She graces a 1947 accordion postcard extolling the virtues of Vivacious Florida. Cost three cents to mail this from Jacksonville to Fair Lawn, NY, and inside it is handwritten: “This is the place to be in the winter. Mr. Lowe.”
Feeling like pie (American, Eskimo, etc.), but not feeling up to the crust? Sautéed apples, my friends, sautéed apples. Peel, core, and eighth your fruit, sauté with as much butter as you want and a bit of sweetener (brown sugar, maple syrup) and your choice of winter festive season spices (cinnamon, cloves, ginger, cardamom, allspice, etc.). Let the sugar bubble up until it starts to coat the apples; cook it too long you’ll get candy. Not that there’s anything wrong with that, except the clean-up. Eat them as is or gild that lily with ice-cream, yogurt, oatmeal, pound cake, half-pound cake, etc.

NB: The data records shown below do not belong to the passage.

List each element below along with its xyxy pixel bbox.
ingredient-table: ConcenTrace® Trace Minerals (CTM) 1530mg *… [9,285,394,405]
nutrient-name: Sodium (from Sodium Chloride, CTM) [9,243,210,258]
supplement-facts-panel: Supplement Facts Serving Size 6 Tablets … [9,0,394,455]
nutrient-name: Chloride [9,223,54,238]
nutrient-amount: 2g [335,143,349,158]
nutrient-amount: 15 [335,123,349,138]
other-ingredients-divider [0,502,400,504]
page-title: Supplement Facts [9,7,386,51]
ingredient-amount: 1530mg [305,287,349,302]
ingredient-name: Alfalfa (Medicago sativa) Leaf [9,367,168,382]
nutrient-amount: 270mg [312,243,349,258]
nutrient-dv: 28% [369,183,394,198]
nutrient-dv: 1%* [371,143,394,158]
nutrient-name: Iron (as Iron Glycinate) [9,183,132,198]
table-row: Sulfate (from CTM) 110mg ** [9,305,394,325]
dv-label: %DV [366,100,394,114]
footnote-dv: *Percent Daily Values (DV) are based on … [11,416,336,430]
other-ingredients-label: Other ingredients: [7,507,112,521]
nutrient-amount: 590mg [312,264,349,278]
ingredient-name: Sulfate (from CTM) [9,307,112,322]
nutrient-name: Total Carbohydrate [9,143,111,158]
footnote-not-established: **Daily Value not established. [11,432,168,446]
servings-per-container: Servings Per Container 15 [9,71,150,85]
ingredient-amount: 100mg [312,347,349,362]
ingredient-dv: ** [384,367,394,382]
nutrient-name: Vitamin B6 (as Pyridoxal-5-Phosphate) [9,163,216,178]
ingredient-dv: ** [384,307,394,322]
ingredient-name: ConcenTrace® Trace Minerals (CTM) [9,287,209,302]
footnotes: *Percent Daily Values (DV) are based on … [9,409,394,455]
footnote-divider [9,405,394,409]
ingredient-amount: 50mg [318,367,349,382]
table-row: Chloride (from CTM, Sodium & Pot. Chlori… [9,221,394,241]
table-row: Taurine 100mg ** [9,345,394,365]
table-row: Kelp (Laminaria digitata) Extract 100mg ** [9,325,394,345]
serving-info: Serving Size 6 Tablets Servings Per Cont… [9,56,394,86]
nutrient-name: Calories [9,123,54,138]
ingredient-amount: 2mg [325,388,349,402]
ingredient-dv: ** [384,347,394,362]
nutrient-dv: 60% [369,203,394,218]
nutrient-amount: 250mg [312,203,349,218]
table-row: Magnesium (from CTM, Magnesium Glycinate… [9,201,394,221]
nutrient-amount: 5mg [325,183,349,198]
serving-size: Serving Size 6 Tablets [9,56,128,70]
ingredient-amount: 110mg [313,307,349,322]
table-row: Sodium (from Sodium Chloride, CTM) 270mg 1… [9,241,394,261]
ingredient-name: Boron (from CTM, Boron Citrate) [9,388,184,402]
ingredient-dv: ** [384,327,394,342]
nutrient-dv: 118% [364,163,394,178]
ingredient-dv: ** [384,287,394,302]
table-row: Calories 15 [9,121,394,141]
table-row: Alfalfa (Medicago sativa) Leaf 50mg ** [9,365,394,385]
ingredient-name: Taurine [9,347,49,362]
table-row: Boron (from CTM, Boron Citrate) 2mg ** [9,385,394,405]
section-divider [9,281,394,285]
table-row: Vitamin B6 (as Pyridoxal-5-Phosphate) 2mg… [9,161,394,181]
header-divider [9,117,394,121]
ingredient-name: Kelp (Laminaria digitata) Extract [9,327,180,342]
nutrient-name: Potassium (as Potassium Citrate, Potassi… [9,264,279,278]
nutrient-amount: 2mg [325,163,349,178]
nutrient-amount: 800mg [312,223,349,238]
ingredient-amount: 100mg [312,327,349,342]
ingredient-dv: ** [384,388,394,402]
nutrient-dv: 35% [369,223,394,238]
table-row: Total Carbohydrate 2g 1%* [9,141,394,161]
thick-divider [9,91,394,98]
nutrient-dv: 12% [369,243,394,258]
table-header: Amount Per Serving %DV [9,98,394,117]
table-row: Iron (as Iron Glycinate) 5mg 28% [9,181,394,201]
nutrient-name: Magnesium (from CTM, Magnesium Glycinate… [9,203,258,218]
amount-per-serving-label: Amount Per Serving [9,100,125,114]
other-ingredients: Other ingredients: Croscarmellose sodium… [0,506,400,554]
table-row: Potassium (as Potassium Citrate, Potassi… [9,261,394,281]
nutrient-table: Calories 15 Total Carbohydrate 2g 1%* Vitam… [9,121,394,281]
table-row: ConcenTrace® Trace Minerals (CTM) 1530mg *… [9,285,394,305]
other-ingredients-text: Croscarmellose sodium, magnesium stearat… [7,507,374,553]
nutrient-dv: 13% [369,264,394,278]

I was in a newly opened office space yesterday in Midtown. All the offices for the big dogs were around the periphery, with windows, as usual, but they were all completely faced with glass on the interior. There’s so much glass that blue duct tape has been put on the sliding office doors so nobody walks into them when the doors are shut. In the center of the floor is the typical pod farm, but with low rise dividers. Granted, the prairie dog villages of yore (say, 1999; so called because when something happened, like a rumor of the latest round of dot.bomb layoffs, heads would pop up above the nubbly gray dividers like prairie dogs sticking their heads out of the earth…) were gruesome, but at least you weren’t on display at all times. And, with proper skill, you could use one of the inner offices as a place to nap. No more. The signal characteristic of this new space was that there was no privacy at all, for anybody, except, I suppose, in the bathroom on the right. The Panopticon has been achieved.
This morning before sunrise, a tree fruited with house sparrows was twittering and chirping in the rain. As I passed underneath beneath my enormous umbrella, all the birds stopped singing. Then I moved on, and the birds returned to their song. It is too early in the breeding year for mating songs, these were not the territorial, look-at-me-songs of the males showing off their nests. These were birds singing to stay warm, to greet the light of dawn.